Public Water for Sale: How Canada Will Privatize Our Public Water Systems

The federal, provincial and territorial governments in Canada are currently negotiating a Comprehensive Economic and Trade Agreement (CETA) with the European Union that presents a serious threat to Canada’s public water systems.  I have written about the threat of CETA before but now that the federal election is drawing closer we need to be vigilant in pressing our local MPs about this issue.  My previous concern was that this trade pact would open up municipal jobs to the European private sector.  It gets worse.
in solidarity – Alex
Read the Executive Summary – the full report is linked.  Public Water for Sale: How Canada will Privatize Our Public Water Systems

The federal, provincial and territorial governments in Canada are currently negotiating a Comprehensive Economic and Trade Agreement (CETA) with the European Union that presents a serious threat to Canada’s public water systems. At the request of Europe’s large private water companies, the provinces and territories are considering including drinking water and wastewater services in their CETA commitments. EU negotiators are also asking that Canada’s municipalities and their water utilities be included in a chapter on public procurement. Initial provincial-territorial offers in services, procurement and investment will be sent to the European Commission early in January 2011.
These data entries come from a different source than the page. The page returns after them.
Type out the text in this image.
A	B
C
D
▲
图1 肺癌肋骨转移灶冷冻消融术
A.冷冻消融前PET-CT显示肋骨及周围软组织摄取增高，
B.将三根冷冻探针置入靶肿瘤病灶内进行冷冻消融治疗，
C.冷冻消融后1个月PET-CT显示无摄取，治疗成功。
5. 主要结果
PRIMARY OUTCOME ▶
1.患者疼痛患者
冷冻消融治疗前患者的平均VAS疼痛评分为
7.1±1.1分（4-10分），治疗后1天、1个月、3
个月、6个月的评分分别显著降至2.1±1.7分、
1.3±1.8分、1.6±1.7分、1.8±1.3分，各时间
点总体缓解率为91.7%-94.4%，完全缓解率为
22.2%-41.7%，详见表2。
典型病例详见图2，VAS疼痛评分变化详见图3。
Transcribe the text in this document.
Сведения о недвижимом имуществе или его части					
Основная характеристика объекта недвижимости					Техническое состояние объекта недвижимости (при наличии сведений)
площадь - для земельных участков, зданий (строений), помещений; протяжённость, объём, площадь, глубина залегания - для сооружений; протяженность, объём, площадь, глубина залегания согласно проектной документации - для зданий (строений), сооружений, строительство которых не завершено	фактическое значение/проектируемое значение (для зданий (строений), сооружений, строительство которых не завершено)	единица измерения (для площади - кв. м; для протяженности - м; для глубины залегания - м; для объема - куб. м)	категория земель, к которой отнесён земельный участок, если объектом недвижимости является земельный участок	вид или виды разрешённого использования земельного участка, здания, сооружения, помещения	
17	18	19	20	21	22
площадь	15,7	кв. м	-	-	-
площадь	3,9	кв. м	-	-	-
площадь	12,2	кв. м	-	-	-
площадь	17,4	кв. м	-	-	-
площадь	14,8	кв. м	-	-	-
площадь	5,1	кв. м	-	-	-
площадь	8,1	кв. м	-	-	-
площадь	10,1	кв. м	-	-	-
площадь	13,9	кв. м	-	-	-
If CETA is negotiated on these terms, it would be the first time that Canada has allowed our drinking water to be fully covered under a trade treaty and the first instance that a trade agreement has covered municipal procurement of water services. The services and procurement commitments proposed in CETA would be protected by strong investor rights. The effect of these rights as they relate to the services and procurement provisions would be to lock in existing private water contracts, restrict how local governments regulate the activity and investment of private water companies, and to encourage more private sector involvement in a number of public service sectors, including water.
The federal, provincial and territorial governments are being asked to make these commitments to the EU during what has been described as an infrastructure crisis in Canada. Municipalities and First Nations communities are under pressure to upgrade aging water facilities, and to meet new environmental and safety legislation without access to proper financial resources. At least $31 billion is needed to cover the cost of the facility upgrades, and the estimated cost of the new sanitation regulations is $20 billion. Not surprisingly, the private water industry sees leaky pipes as an opportunity to increase its role in water delivery and treatment. Existing government programs, including the Building Canada Plan, and funding initiatives under Public Private Partnerships Canada (PPP Canada Inc.), encourage privatization as a condition of receiving federal money for municipal infrastructure projects.
Experiments with privatization have failed all over the world, and a growing trend in Europe, the United States and Latin America is toward remunicipalization (or de-privatization) of private and P3 water projects. Time and again, partial or full privatization of water systems has been a disaster; accountability disappears, water rates go up, workers are laid off, service levels decline. Once public revenues are transformed into private profits remunicipalization will become next to impossible under the services, investment and procurement rules set out in CETA. There are no economic or social gains from agreeing to the EU requests as they relate to water services. There are only unnecessary and costly risks to Canada’s municipalities and First Nations.
Provincial, territorial and municipal governments must take immediate action to protect Canada’s public water systems from decay and privatization. As one of the wealthiest countries in the world, solving the infrastructure crisis in municipalities and First Nations communities is a matter of political will, not adequate funding. First, government procurement and trade-in-services commitments related to water systems must be rejected in CETA. Provincial and territorial governments must work with municipalities and the federal government to develop a public funding plan to upgrade Canada’s neglected water infrastructure. Finally, all levels of government must be transparent with Canadians about the effect that CETA will have on the provision of public services and development of social policy. They should seek informed consent from Canadians on what provisions a trade agreement with the EU should and should not include.